Falta de representatividade? Atriz afirmou que faltava gente feia na Globo


Famosa atriz da Globo criticou a própria emissora onde trabalhou por dar oportunidade a pessoas bonitas e não focar no talento

Desde que a televisão foi lançada ainda nos anos 20 sempre se procurou mostrar o que era considerado bonito. Fato é que a decorrer dos anos, talvez até hoje, sejam produtores ou diretores às vezes prefere uma atriz ou ator com beleza padrão ao invés de um artista com talento. Isso não se limita só a Globo, mas é possível ver na Record, SBT, no Brasil e no mundo.
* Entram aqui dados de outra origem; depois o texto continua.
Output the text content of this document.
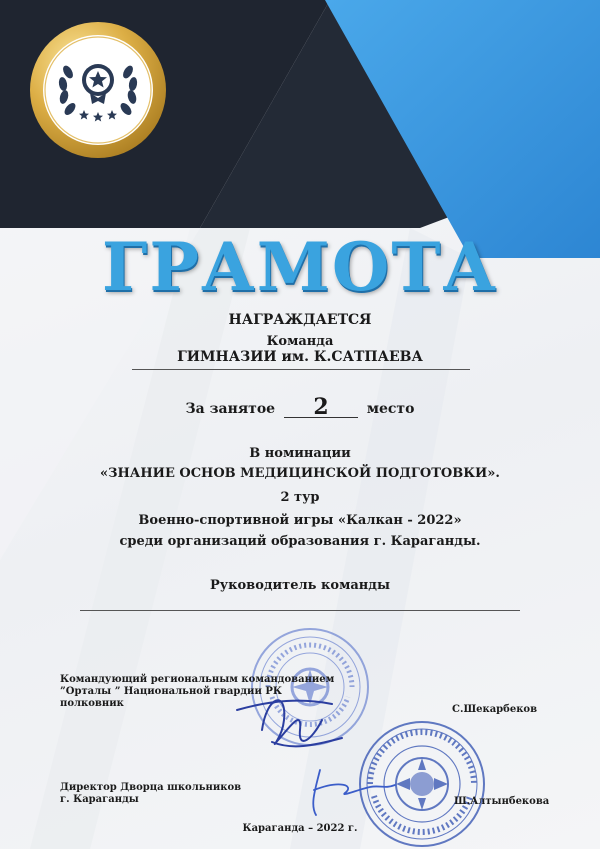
ГРАМОТА
НАГРАЖДАЕТСЯ
Команда
ГИМНАЗИИ им. К.САТПАЕВА
За занятое 2	место
В номинации
«ЗНАНИЕ ОСНОВ МЕДИЦИНСКОЙ ПОДГОТОВКИ».
2 тур
Военно-спортивной игры «Калкан - 2022»
среди организаций образования г. Караганды.
Руководитель команды
Командующий региональным командованием
”Орталы ” Национальной гвардии РК
полковник
С.Шекарбеков
Директор Дворца школьников
г. Караганды	Ш.Алтынбекова
Караганда – 2022 г.
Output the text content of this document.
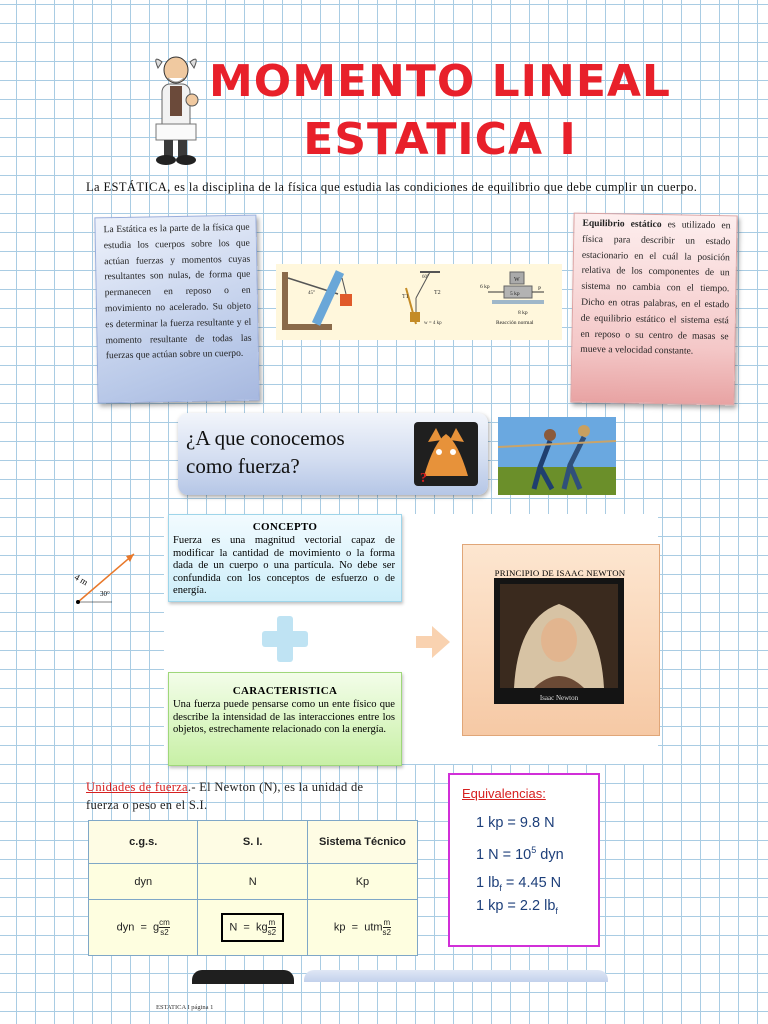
MOMENTO LINEAL
ESTATICA I
La ESTÁTICA, es la disciplina de la física que estudia las condiciones de equilibrio que debe cumplir un cuerpo.
La Estática es la parte de la física que estudia los cuerpos sobre los que actúan fuerzas y momentos cuyas resultantes son nulas, de forma que permanecen en reposo o en movimiento no acelerado. Su objeto es determinar la fuerza resultante y el momento resultante de todas las fuerzas que actúan sobre un cuerpo.
45°
60°
T1
T2
w = 4 kp
W
5 kp
6 kp	P
8 kp
Reacción normal
Equilibrio estático es utilizado en física para describir un estado estacionario en el cuál la posición relativa de los componentes de un sistema no cambia con el tiempo. Dicho en otras palabras, en el estado de equilibrio estático el sistema está en reposo o su centro de masas se mueve a velocidad constante.
¿A que conocemos
como fuerza?
?
4 m
30°
CONCEPTO
Fuerza es una magnitud vectorial capaz de modificar la cantidad de movimiento o la forma dada de un cuerpo o una partícula. No debe ser confundida con los conceptos de esfuerzo o de energía.
CARACTERISTICA
Una fuerza puede pensarse como un ente físico que describe la intensidad de las interacciones entre los objetos, estrechamente relacionado con la energía.
PRINCIPIO DE ISAAC NEWTON
Isaac Newton
Unidades de fuerza.- El Newton (N), es la unidad de fuerza o peso en el S.I.
c.g.s.	S. I.	Sistema Técnico
dyn	N	Kp
dyn  =  g $\frac{cm}{s2}$	N  =  kg $\frac{m}{s2}$	kp  =  utm $\frac{m}{s2}$
Equivalencias:
1 kp = 9.8 N
1 $N = 10^5$ dyn
1 $lb_f = 4.45$ N
1 kp = 2.2 $lb_f$
ESTATICA I página 1
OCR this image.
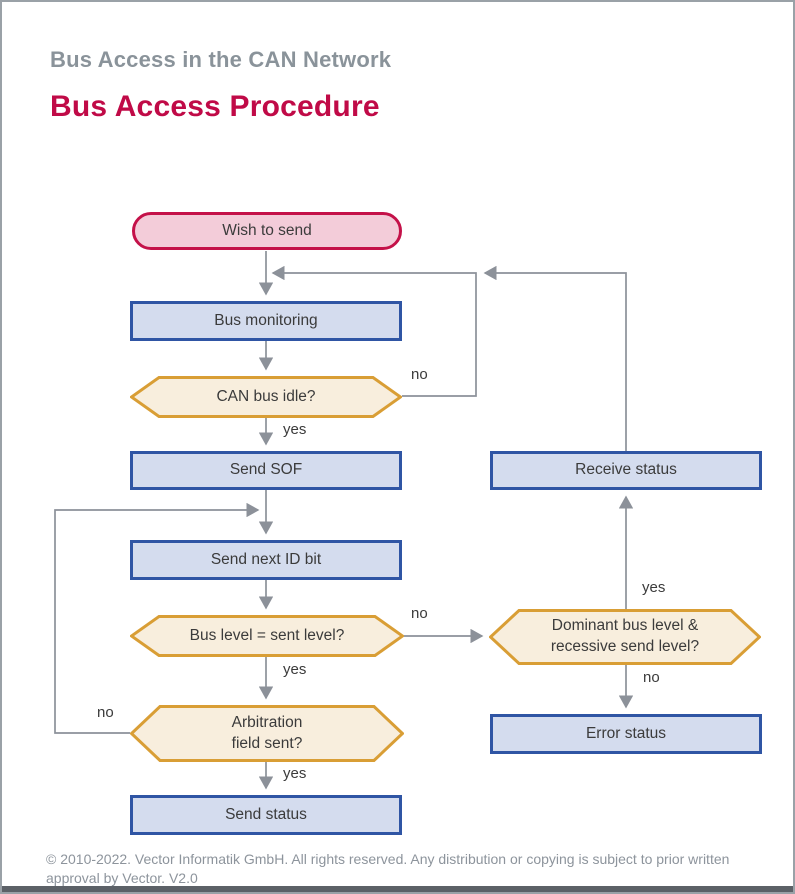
Bus Access in the CAN Network
Bus Access Procedure
Wish to send
Bus monitoring
CAN bus idle?
Send SOF
Send next ID bit
Bus level = sent level?
Arbitration
field sent?
Send status
Receive status
Dominant bus level &
recessive send level?
Error status
no
yes
no
yes
no
yes
yes
no
© 2010-2022. Vector Informatik GmbH. All rights reserved. Any distribution or copying is subject to prior written approval by Vector. V2.0
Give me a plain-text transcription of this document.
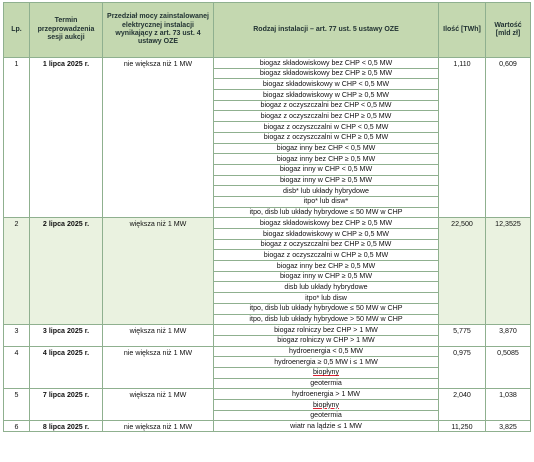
Lp.	Termin przeprowadzenia sesji aukcji	Przedział mocy zainstalowanej elektrycznej instalacji wynikający z art. 73 ust. 4 ustawy OZE	Rodzaj instalacji – art. 77 ust. 5 ustawy OZE	Ilość [TWh]	Wartość [mld zł]
1	1 lipca 2025 r.	nie większa niż 1 MW	biogaz składowiskowy bez CHP < 0,5 MW	1,110	0,609
			biogaz składowiskowy bez CHP ≥ 0,5 MW		
			biogaz składowiskowy w CHP < 0,5 MW		
			biogaz składowiskowy w CHP ≥ 0,5 MW		
			biogaz z oczyszczalni bez CHP < 0,5 MW		
			biogaz z oczyszczalni bez CHP ≥ 0,5 MW		
			biogaz z oczyszczalni w CHP < 0,5 MW		
			biogaz z oczyszczalni w CHP ≥ 0,5 MW		
			biogaz inny bez CHP < 0,5 MW		
			biogaz inny bez CHP ≥ 0,5 MW		
			biogaz inny w CHP < 0,5 MW		
			biogaz inny w CHP ≥ 0,5 MW		
			disb* lub układy hybrydowe		
			itpo* lub disw*		
			itpo, disb lub układy hybrydowe ≤ 50 MW w CHP		
2	2 lipca 2025 r.	większa niż 1 MW	biogaz składowiskowy bez CHP ≥ 0,5 MW	22,500	12,3525
			biogaz składowiskowy w CHP ≥ 0,5 MW		
			biogaz z oczyszczalni bez CHP ≥ 0,5 MW		
			biogaz z oczyszczalni w CHP ≥ 0,5 MW		
			biogaz inny bez CHP ≥ 0,5 MW		
			biogaz inny w CHP ≥ 0,5 MW		
			disb lub układy hybrydowe		
			itpo* lub disw		
			itpo, disb lub układy hybrydowe ≤ 50 MW w CHP		
			itpo, disb lub układy hybrydowe > 50 MW w CHP		
3	3 lipca 2025 r.	większa niż 1 MW	biogaz rolniczy bez CHP > 1 MW	5,775	3,870
			biogaz rolniczy w CHP > 1 MW		
4	4 lipca 2025 r.	nie większa niż 1 MW	hydroenergia < 0,5 MW	0,975	0,5085
			hydroenergia ≥ 0,5 MW i ≤ 1 MW		
			biopłyny		
			geotermia		
5	7 lipca 2025 r.	większa niż 1 MW	hydroenergia > 1 MW	2,040	1,038
			biopłyny		
			geotermia		
6	8 lipca 2025 r.	nie większa niż 1 MW	wiatr na lądzie ≤ 1 MW	11,250	3,825
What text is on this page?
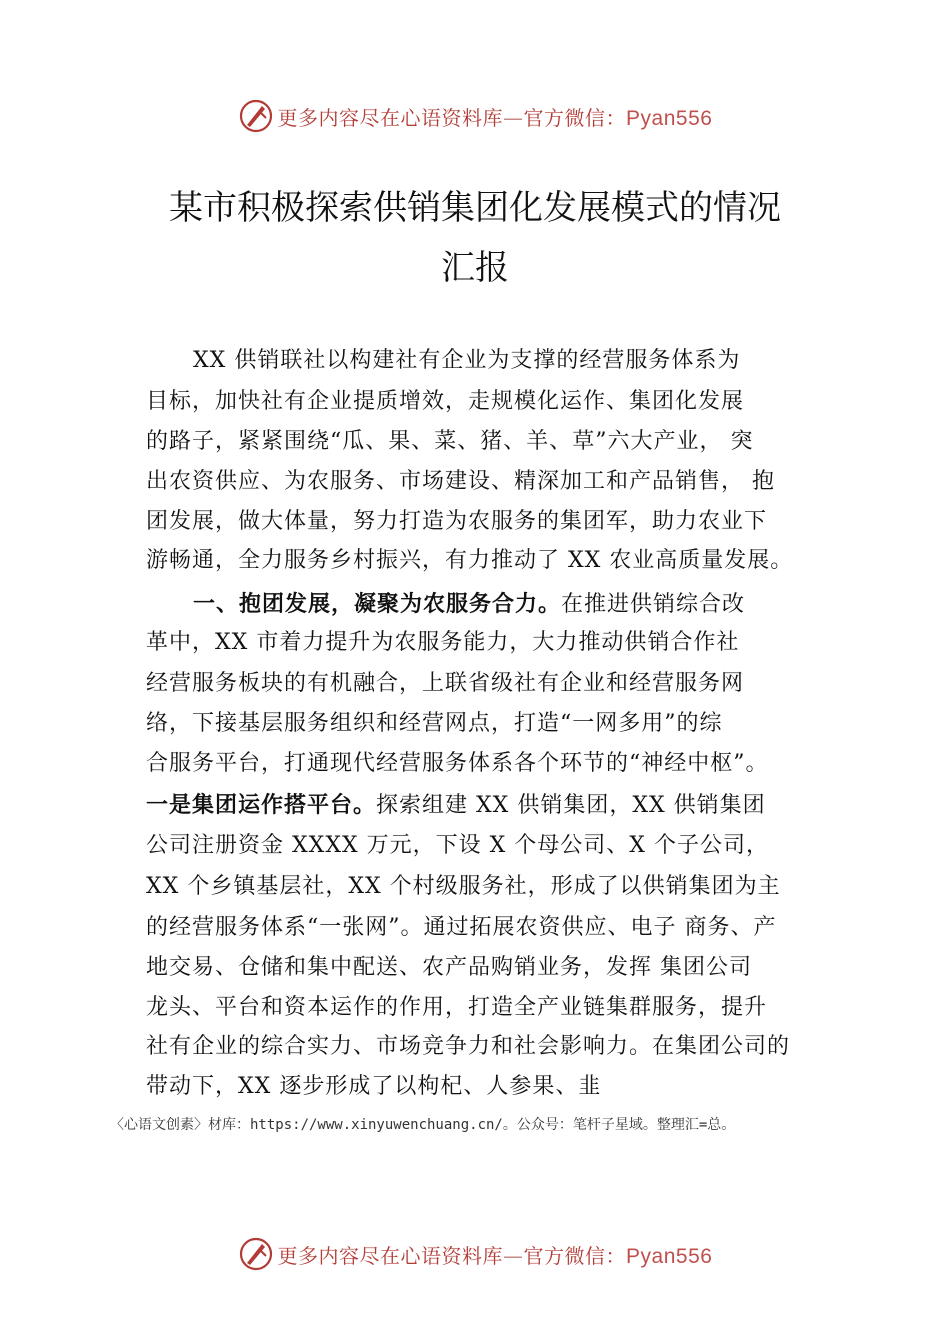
更多内容尽在心语资料库—官方微信：Pyan556
某市积极探索供销集团化发展模式的情况
汇报
XX 供销联社以构建社有企业为支撑的经营服务体系为
目标，加快社有企业提质增效，走规模化运作、集团化发展
的路子，紧紧围绕“瓜、果、菜、猪、羊、草”六大产业， 突
出农资供应、为农服务、市场建设、精深加工和产品销售， 抱
团发展，做大体量，努力打造为农服务的集团军，助力农业下
游畅通，全力服务乡村振兴，有力推动了 XX 农业高质量发展。
一、抱团发展，凝聚为农服务合力。在推进供销综合改
革中，XX 市着力提升为农服务能力，大力推动供销合作社
经营服务板块的有机融合，上联省级社有企业和经营服务网
络，下接基层服务组织和经营网点，打造“一网多用”的综
合服务平台，打通现代经营服务体系各个环节的“神经中枢”。
一是集团运作搭平台。探索组建 XX 供销集团，XX 供销集团
公司注册资金 XXXX 万元，下设 X 个母公司、X 个子公司，
XX 个乡镇基层社，XX 个村级服务社，形成了以供销集团为主
的经营服务体系“一张网”。通过拓展农资供应、电子 商务、产
地交易、仓储和集中配送、农产品购销业务，发挥 集团公司
龙头、平台和资本运作的作用，打造全产业链集群服务，提升
社有企业的综合实力、市场竞争力和社会影响力。在集团公司的
带动下，XX 逐步形成了以枸杞、人参果、韭
〈心语文创素〉材库：https://www.xinyuwenchuang.cn/。公众号：笔杆子星域。整理汇=总。
更多内容尽在心语资料库—官方微信：Pyan556
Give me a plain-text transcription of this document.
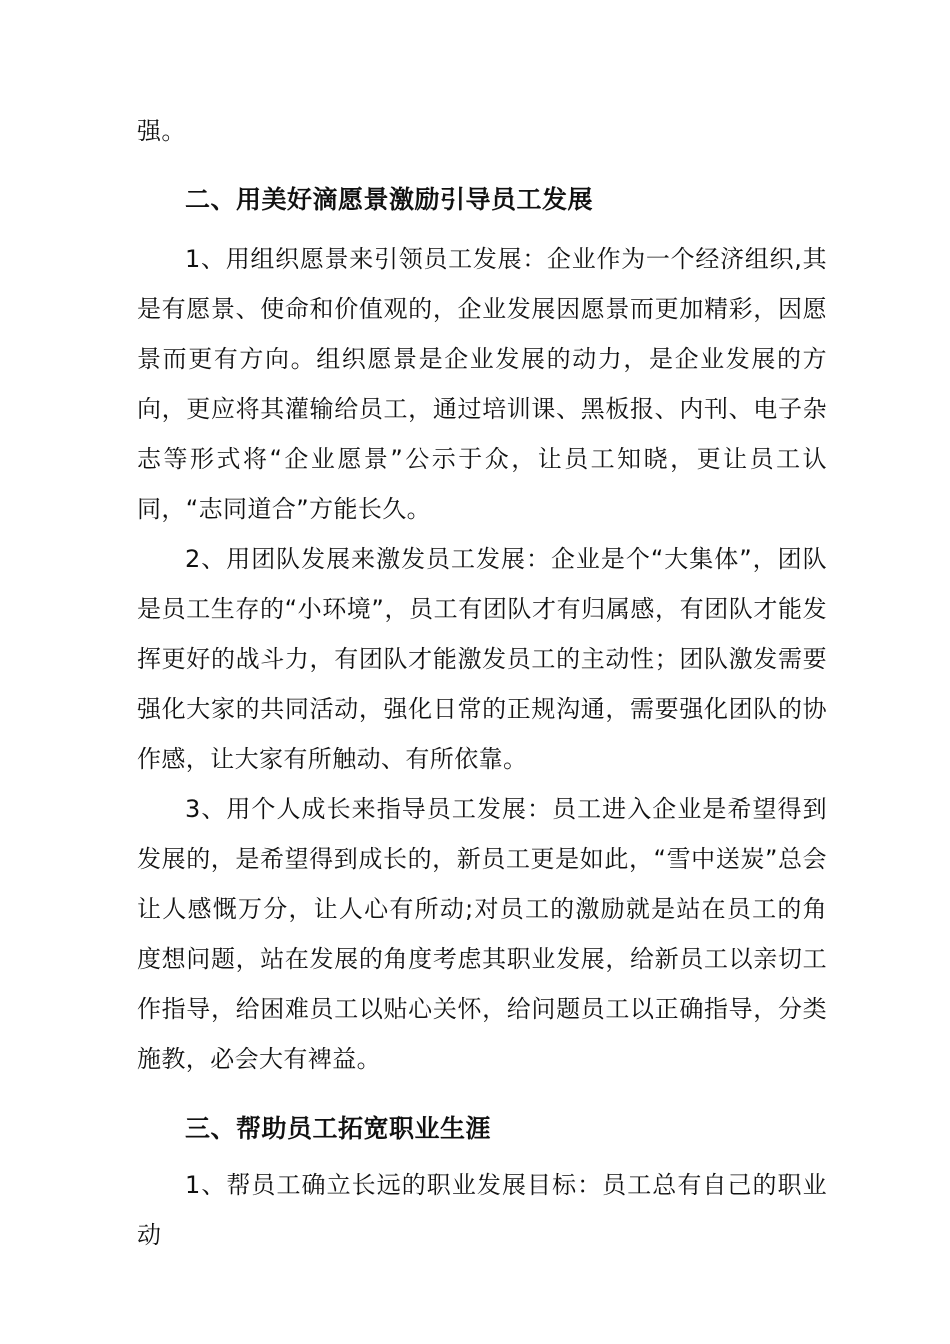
强。

二、用美好滴愿景激励引导员工发展

1、用组织愿景来引领员工发展：企业作为一个经济组织,其是有愿景、使命和价值观的，企业发展因愿景而更加精彩，因愿景而更有方向。组织愿景是企业发展的动力，是企业发展的方向，更应将其灌输给员工，通过培训课、黑板报、内刊、电子杂志等形式将“企业愿景”公示于众，让员工知晓，更让员工认同，“志同道合”方能长久。

2、用团队发展来激发员工发展：企业是个“大集体”，团队是员工生存的“小环境”，员工有团队才有归属感，有团队才能发挥更好的战斗力，有团队才能激发员工的主动性；团队激发需要强化大家的共同活动，强化日常的正规沟通，需要强化团队的协作感，让大家有所触动、有所依靠。

3、用个人成长来指导员工发展：员工进入企业是希望得到发展的，是希望得到成长的，新员工更是如此，“雪中送炭”总会让人感慨万分，让人心有所动;对员工的激励就是站在员工的角度想问题，站在发展的角度考虑其职业发展，给新员工以亲切工作指导，给困难员工以贴心关怀，给问题员工以正确指导，分类施教，必会大有裨益。

三、帮助员工拓宽职业生涯

1、帮员工确立长远的职业发展目标：员工总有自己的职业动
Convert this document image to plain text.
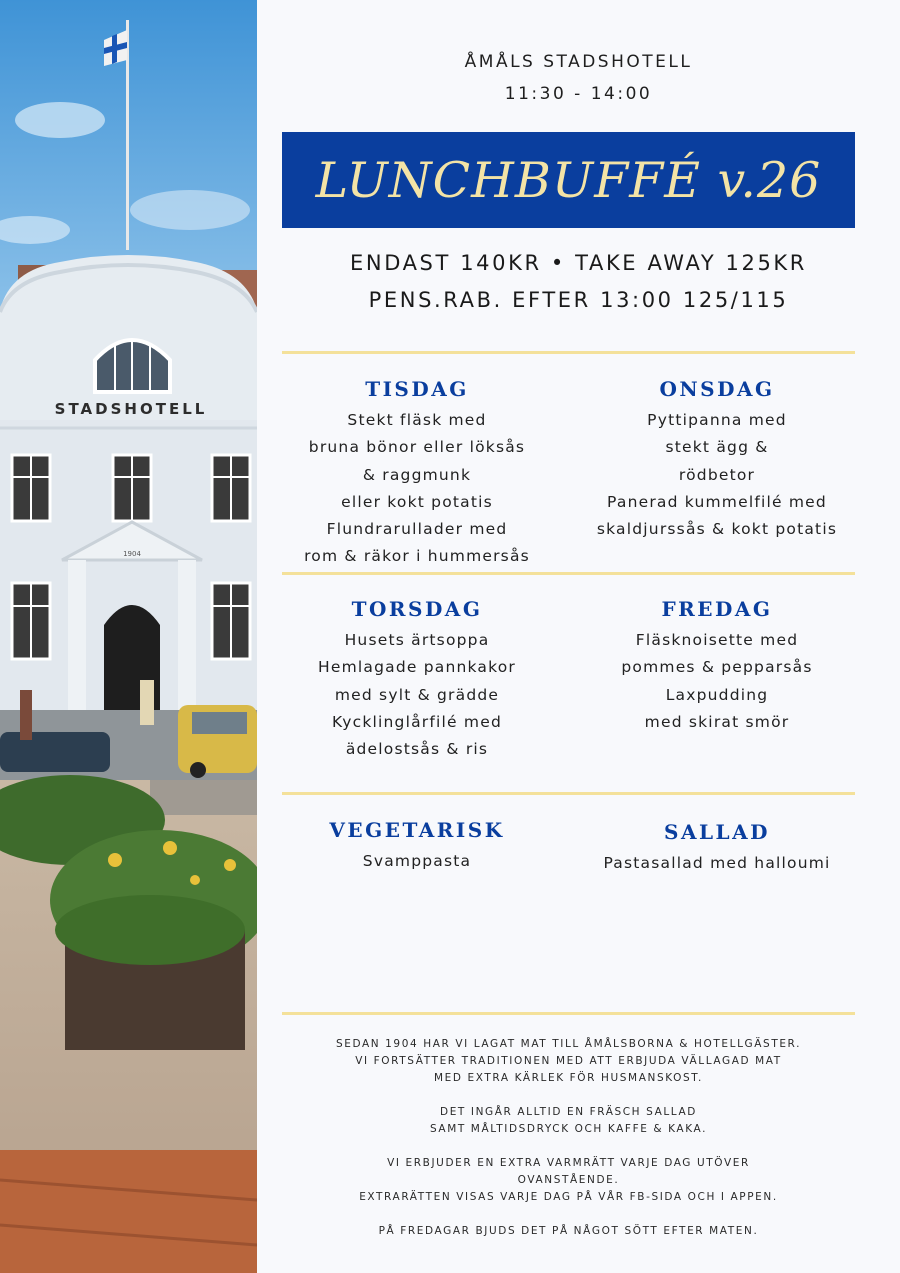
STADSHOTELL
1904
ÅMÅLS STADSHOTELL
11:30 - 14:00
LUNCHBUFFÉ v.26
ENDAST 140KR • TAKE AWAY 125KR
PENS.RAB. EFTER 13:00 125/115
TISDAG
Stekt fläsk med
bruna bönor eller löksås
& raggmunk
eller kokt potatis
Flundrarullader med
rom & räkor i hummersås
ONSDAG
Pyttipanna med
stekt ägg &
rödbetor
Panerad kummelfilé med
skaldjurssås & kokt potatis
TORSDAG
Husets ärtsoppa
Hemlagade pannkakor
med sylt & grädde
Kycklinglårfilé med
ädelostsås & ris
FREDAG
Fläsknoisette med
pommes & pepparsås
Laxpudding
med skirat smör
VEGETARISK
Svamppasta
SALLAD
Pastasallad med halloumi

SEDAN 1904 HAR VI LAGAT MAT TILL ÅMÅLSBORNA & HOTELLGÄSTER.
VI FORTSÄTTER TRADITIONEN MED ATT ERBJUDA VÄLLAGAD MAT
MED EXTRA KÄRLEK FÖR HUSMANSKOST.

DET INGÅR ALLTID EN FRÄSCH SALLAD
SAMT MÅLTIDSDRYCK OCH KAFFE & KAKA.

VI ERBJUDER EN EXTRA VARMRÄTT VARJE DAG UTÖVER
OVANSTÅENDE.
EXTRARÄTTEN VISAS VARJE DAG PÅ VÅR FB-SIDA OCH I APPEN.

PÅ FREDAGAR BJUDS DET PÅ NÅGOT SÖTT EFTER MATEN.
+ Overdose arrancou sonho de ator promissor da Globo que entrou em declínio

Houve um tempo que este estigma irritou tanto uma atriz que ela fez a sua reclamação pública. De quem eu estou falando? De Lélia Abramo. Ela que fez grandes sucessos na televisão como: A História de Ana Raio e Zé Trovão (1990), Pai Herói (1979), O Tempo e o Vento (1985) e entre outros.

+ Galã de O Rei do Gado teve vida explorada e descobriram: bissexual, comunista e rejeitado

“A Globo é a primeira a estimular a presença de gente bonita no vídeo, em detrimento de atores profissionais. O pior é que o Sindicato dos Atores não pode fazer absolutamente nada contra essa situação, porque a rede está tão poderosa que não respeita mais o Sindicato. Só abrem as portas para moças bonitas”, afirmou a atriz no ano de 1979 para o Jornal do Brasil.

Lélia Abramo (Foto: Reprodução/Edu Lopes)

Curiosamente Lélia já vinha tão irritada com esta postura, imagina como ela estaria hoje em dia com a ascensão dos influenciadores digitais, que chegou a ser presidente do Sindicado dos Artistas e Técnicos em Espetáculos de Diversões de São Paulo. Fora isso ajudou a fundar o Partido dos Trabalhadores, popularmente conhecido como PT.

O último trabalho de Lélia Abramo foi em 1990 em Fronteiras do Desconhecido da extinta TV Manchete. No entanto, ela morreu apenas em 2004 no auge de seus 93 anos por conta de uma embolia pulmonar.